Domain of the function $f(x)=\frac{1+\tfrac{1}{x}}{1-\tfrac{1}{x}}$ The domain of the function $f(x)=\frac{1+\tfrac{1}{x}}{1-\tfrac{1}{x}}$ is said to be $\mathbb R-\{0,1\}$, given $f(x)$ is a real valued function. I understand why that is the case, since for both $1$ and $0$ the denimonator becomes $0$ and the value is undefined. But,
$$
f(x)=\frac{1+\tfrac{1}{x}}{1-\tfrac{1}{x}}=\frac{x+1}{x-1}
$$
Now I don't see any problem with $x$ taking the value $0$. What really is the domain of the function and how do I justify both the scenarios ?
 A: See what happens when you multiply a fraction on top and bottom by $0$:
$$\frac{5}{3} = \frac{0\cdot 5}{0\cdot 3} = \frac{0}{0}.$$
Ick.
When you convert your fraction from its original form to $\frac{x+1}{x-1}$, you're multiplying top and bottom by $x$.  This multiplication won't be valid if $x=0$, so you have to eliminate that value from the calculation.  
A: Your prior function is 
$$f(x)=\frac{1+\tfrac{1}{x}}{1-\tfrac{1}{x}}$$
and the first condition you must attend is $x\ne 0$ and after that you can simplify and get 
$$f(x)=\frac{x+1}{x-1}$$
and then you also must have $x\ne 1$.
A: Your rewrite of $f(x)=\frac{x+1}{x-1}$ is valid for $x\ne 0$; but at $x=0$ the original statement of the function is undefined, and so $0$ is not in the domain of the original function.
A: It's a good observation
The idea is that both the functions are not same. It looks that they are ( because you will say that you simplified it), but it is not the case . When you canceled $x$, actually you assumed $x$ to be non zero. So as the functions are not equal , there domain will certainly differ.
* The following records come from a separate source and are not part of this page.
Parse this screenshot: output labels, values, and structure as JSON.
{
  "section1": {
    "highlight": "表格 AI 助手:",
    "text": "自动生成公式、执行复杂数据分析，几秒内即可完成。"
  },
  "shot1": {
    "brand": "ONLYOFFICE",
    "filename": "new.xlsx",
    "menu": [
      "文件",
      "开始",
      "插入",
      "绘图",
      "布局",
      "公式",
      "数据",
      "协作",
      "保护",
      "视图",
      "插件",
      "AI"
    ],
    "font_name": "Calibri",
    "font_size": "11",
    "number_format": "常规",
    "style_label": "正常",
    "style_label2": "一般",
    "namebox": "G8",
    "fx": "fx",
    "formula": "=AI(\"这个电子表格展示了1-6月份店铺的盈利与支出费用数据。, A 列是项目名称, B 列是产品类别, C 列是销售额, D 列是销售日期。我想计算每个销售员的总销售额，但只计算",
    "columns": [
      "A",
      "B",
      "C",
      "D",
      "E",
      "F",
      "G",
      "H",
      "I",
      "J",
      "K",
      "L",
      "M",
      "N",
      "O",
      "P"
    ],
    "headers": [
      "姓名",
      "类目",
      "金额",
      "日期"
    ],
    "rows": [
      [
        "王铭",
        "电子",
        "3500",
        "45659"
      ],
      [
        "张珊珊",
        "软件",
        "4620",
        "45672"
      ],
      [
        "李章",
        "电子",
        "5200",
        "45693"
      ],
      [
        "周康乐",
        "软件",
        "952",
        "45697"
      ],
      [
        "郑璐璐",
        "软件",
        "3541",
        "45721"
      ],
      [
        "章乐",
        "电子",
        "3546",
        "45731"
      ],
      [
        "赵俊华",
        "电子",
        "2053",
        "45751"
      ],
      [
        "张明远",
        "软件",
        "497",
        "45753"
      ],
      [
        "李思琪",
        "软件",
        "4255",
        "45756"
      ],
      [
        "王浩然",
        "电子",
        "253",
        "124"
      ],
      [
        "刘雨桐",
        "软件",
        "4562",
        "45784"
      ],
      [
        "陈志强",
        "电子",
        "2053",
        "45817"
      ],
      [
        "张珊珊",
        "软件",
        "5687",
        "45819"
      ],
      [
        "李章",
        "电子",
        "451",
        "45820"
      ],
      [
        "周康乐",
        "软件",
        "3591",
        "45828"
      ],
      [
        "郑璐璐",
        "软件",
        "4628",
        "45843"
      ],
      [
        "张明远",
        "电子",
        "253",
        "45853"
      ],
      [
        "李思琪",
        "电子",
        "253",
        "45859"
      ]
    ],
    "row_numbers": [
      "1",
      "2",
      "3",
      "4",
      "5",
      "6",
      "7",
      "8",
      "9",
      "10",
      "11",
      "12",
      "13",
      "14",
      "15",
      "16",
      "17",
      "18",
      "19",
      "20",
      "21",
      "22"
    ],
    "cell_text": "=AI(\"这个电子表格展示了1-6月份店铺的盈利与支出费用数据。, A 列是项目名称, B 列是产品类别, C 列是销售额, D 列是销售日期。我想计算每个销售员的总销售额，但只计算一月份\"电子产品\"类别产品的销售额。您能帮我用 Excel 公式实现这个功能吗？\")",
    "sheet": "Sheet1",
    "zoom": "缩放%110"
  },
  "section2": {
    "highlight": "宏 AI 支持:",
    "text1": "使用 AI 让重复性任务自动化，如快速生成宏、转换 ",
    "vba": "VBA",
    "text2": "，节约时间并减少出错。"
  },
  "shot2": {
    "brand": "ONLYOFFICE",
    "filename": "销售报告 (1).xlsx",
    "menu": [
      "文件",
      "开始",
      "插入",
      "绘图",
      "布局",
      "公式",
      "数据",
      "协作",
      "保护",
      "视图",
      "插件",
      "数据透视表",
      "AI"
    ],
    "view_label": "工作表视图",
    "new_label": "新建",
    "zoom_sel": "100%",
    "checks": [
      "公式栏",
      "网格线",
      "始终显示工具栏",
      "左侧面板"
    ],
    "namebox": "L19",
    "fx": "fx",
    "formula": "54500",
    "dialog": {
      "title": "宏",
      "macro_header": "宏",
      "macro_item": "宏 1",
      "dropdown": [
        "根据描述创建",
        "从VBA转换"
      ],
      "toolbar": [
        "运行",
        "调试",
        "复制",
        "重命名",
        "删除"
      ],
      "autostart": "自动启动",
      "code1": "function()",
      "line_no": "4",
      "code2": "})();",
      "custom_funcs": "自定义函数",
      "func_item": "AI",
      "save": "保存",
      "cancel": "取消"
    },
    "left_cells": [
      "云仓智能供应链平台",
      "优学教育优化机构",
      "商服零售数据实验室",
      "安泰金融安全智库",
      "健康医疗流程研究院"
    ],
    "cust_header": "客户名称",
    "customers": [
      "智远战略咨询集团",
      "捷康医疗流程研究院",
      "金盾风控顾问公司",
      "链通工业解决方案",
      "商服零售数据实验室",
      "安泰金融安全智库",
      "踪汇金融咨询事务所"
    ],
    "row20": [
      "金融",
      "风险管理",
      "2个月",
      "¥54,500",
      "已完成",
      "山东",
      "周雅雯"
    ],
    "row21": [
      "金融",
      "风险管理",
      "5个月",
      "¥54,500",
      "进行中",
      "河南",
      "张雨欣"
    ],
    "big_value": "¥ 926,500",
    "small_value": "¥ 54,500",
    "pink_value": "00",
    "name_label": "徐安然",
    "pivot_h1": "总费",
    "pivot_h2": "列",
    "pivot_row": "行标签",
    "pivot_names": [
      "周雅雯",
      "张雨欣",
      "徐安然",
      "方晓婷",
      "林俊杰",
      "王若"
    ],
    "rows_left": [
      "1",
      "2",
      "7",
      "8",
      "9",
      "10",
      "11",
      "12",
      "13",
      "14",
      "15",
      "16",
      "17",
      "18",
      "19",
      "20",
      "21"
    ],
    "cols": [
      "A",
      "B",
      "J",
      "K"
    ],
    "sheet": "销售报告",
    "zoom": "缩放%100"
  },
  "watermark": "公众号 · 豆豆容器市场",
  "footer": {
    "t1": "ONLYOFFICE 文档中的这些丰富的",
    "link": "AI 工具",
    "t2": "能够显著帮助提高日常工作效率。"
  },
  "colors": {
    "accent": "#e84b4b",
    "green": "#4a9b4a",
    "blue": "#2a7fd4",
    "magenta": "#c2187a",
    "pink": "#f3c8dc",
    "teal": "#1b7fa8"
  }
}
Hope I've made myself clear.
Thanks.
A: Ok, this is a prime example of rational functions. The first statement is correct. The domain of $f(x)$ is $\mathbb{R}-${0,1}. But as you have noted correctly the point at $x=0$ is just not defined in the function as stated in its initial form which is the definition of your function.
It is like saying what is the domain of $\frac{(x-1)^2}{x-1}$. How I defined it it is defined everywhere in $\mathbb{R}$, but the limit from right and left at $x=1$ is the same.
A: Note that if there is some thing like $f (x)=\ln (x^2) $  where $x\in R $ then we cant always write $f (x)=2\ln (x) $ as if the x is negative then the log isnt defined for negative reals. So we cant always manipulate a function to simplify it we always have to see the original form of the function. In your case if you multiply by x you are lerforming similar mistake like a very common example $0=0\implies 0.1=0.2\implies 1=2$ which is false. You cant multiply or divide by $0$.
A: The domain of $f $ is
$$D=\{x\in \mathbb R \;\;: \;x\ne 0 \land \frac {1}{x}\ne 1\}$$
but $$\frac {1}{x}=1\iff x=1$$
hence
$$D=\{x\in\mathbb R \;\;:\;x\ne 0\land x\ne 1\} $$
$$=\mathbb R \backslash \{0,1\} $$
$$=(-\infty,0)\cup (0,1)\cup (1,+\infty) $$
and
$$x\in D \implies f (x)=\frac {x+1}{x-1} $$